Polignac is a marvellous defensive site just north west of Le Puy-en-Velay. There are superb views of the fortress built on top of a volcanic hill surrounded by 100m cliffs from the D102. Round the base of the cliffs nestles the small settlement of stone houses with red tile roofs surrounded by very fertile farmland with pasture for grazing, hay fields and some already ploughed fields. To the north are the tree covered slopes of the mountains. There is a large car park just below the church, by the school. The local tourist office has a leaflet (in French) with details of a 2km walk through the settlement round the base of the rock, with 16thC houses, dovecot and fountain.
There is a very steep climb up to the the fortress up narrow cobbled streets. The top of the rock has been settled since the 10thC and was home to the powerful Polignac family. As Vicomptes de Velay they were in a continuous power struggle with the bishop of Le Puy-en-Velay. Their fortress reflects this. It could accommodate 1000 people and the Vicomtes had permission to mint money.
The remains of the 11thC chapel are the oldest part of the site. It was protected by a defensive wall with six fortified gateways. The donjon dates from the 14thC and was built during the Hundred Years War. By the end of the 15thC more comfortable accommodation was needed and a new block was added for the vicomte and his family. By the 17thC the need for a defensive residence had passed and the family abandoned Polignac to live in the much more comfortable and luxurious Château de Lavoûte-Polignac.

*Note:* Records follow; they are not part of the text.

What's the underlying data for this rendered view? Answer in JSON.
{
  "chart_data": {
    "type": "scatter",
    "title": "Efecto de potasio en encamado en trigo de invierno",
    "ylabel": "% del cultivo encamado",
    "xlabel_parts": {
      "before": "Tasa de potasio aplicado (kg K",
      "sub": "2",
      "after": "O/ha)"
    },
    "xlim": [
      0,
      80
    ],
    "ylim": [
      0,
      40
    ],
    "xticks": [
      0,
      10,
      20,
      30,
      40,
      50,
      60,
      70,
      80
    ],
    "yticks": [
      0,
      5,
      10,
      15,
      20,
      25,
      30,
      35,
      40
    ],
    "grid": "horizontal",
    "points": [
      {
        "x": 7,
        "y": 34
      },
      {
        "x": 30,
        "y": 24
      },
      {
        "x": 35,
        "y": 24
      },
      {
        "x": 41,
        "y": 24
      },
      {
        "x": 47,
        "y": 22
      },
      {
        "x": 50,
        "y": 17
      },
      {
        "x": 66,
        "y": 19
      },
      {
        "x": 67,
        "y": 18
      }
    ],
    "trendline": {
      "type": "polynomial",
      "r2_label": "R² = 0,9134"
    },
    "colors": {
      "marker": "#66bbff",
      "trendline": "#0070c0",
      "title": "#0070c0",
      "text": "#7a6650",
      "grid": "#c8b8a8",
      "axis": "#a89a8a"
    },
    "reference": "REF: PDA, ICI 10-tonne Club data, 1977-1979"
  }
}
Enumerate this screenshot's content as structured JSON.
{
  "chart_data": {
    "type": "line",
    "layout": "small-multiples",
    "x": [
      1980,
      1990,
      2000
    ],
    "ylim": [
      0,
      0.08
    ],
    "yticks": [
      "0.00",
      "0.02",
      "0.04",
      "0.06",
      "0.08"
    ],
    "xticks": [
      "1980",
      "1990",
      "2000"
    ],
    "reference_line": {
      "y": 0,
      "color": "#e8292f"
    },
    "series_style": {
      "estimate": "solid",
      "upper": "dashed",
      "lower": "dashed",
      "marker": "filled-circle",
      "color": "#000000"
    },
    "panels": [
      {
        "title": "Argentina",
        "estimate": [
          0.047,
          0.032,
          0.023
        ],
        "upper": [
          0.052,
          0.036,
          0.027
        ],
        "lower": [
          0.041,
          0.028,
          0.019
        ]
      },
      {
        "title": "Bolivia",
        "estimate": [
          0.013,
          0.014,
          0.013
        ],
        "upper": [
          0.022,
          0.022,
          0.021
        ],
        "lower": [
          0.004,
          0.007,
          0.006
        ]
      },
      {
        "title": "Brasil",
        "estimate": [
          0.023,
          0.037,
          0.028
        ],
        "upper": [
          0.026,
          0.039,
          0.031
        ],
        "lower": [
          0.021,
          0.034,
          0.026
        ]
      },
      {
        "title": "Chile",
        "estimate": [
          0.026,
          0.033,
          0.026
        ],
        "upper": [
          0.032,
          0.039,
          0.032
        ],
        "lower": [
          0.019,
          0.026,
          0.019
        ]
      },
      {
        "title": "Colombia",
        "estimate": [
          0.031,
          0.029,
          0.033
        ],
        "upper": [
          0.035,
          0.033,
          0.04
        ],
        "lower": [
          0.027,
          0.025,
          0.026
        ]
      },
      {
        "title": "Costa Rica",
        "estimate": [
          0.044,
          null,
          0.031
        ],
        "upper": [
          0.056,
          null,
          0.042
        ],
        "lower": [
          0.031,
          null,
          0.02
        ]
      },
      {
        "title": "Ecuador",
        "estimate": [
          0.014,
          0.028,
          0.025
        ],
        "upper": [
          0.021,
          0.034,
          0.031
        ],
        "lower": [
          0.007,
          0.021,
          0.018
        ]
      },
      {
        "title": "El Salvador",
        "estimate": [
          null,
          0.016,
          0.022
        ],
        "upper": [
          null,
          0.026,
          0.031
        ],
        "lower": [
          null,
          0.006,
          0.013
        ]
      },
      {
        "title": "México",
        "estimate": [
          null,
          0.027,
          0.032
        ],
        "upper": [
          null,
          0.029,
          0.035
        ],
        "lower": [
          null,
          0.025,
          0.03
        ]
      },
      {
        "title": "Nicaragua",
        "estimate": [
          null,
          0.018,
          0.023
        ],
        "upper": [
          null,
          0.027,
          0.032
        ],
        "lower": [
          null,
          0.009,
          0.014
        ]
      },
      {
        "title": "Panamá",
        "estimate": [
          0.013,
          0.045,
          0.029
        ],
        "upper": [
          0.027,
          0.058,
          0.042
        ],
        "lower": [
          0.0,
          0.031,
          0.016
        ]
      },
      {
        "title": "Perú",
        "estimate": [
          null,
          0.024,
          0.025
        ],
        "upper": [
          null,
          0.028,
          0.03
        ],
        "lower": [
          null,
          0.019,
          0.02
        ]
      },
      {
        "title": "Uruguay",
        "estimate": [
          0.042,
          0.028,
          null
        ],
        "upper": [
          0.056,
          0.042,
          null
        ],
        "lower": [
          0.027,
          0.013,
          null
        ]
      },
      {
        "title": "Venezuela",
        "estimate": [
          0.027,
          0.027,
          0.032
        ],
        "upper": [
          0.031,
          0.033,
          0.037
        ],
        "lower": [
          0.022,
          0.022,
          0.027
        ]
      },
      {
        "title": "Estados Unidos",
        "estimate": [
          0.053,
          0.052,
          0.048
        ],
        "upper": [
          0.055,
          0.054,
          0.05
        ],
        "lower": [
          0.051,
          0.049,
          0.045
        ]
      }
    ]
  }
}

Only two of the original six gateways survive, reached by a long climb up a path between tall banks. The fifth gate is an archway through the curtain wall. It would originally had a drawbridge over a dry pit and the slits in the wall for the drawbridge axles are still visible. Above is a murder hole.
It leads into what is described as the ‘Mousehole’ between the fifth and sixth gateways. Visitors to the castle could be held here and if decided they were a danger were subjected to fire from surrounding soldiers. They meant business as there are are two canon loopholes by the sixth gateway. The small ticket office is here which has a free guide in English.
The sixth gateway leads into the site. The level inside was raised artificially when soil was brought up in the 19thC when the site guardians had a small farm here. Ahead is the former guardhouse which has an exhibition about Polignac and an exhibition about food in the Middle Ages in the adjacent building. These buildings are in reasonable condition as they were used as a barn and stable in the 19thC. Beyond are the remains of workshops and the probably site of the mint as well as the kitchens with a bread oven.
From here, steps lead up to the rampart walk where there are excellent view. This goes past the round Géhenne Tower which had a prison in the basement to the donjon. This originally had five floors reached by spiral staircase. The ground floor was used for storage with living quarters above. On the first floor there is an exhibition about the Polignac Foundation. It is possible to climb the 141 stairs to the roof terrace, but it was a very hot day, so we didn’t bother.
On the ground floor is a display of carved stones collected from round the site. The most famous is the ‘Apollo Mask’. There is a legend that the site had been a place of worship dedicated to Apollo, the god of oracles, and members of the family were priests. The story is told that the priests would greet pilgrims at the base of the rock and ask some general questions. The pilgrims would make their way to the top of the rock while the priests entered underground passageways which brought them to the bottom of the well. Here they prepared answer to the questions and lit a fire to boil water in a cauldron. The smoke and steam floated up the well to fill the temple with a satisfying mist. When the the pilgrims arrived in the temple the ‘oracle’ mask would answer their questions with the well amplifying their voices.
This makes a good story but is a bit of a con, as the mask is actually of Neptune and was probably a fountain mask and water flowed out of a lead pipe from the mouth.
Beyond the donjon are the fenced off remains of the original 12thC residence and the later Vicomte building. The oracle well is between the two. Beyond these are the scant remains of the chapel with an early cemetery. Beyond, the curtain wall is now just a tall wall of a single layer of stone.
This is a beautiful site and well worth the climb up to it.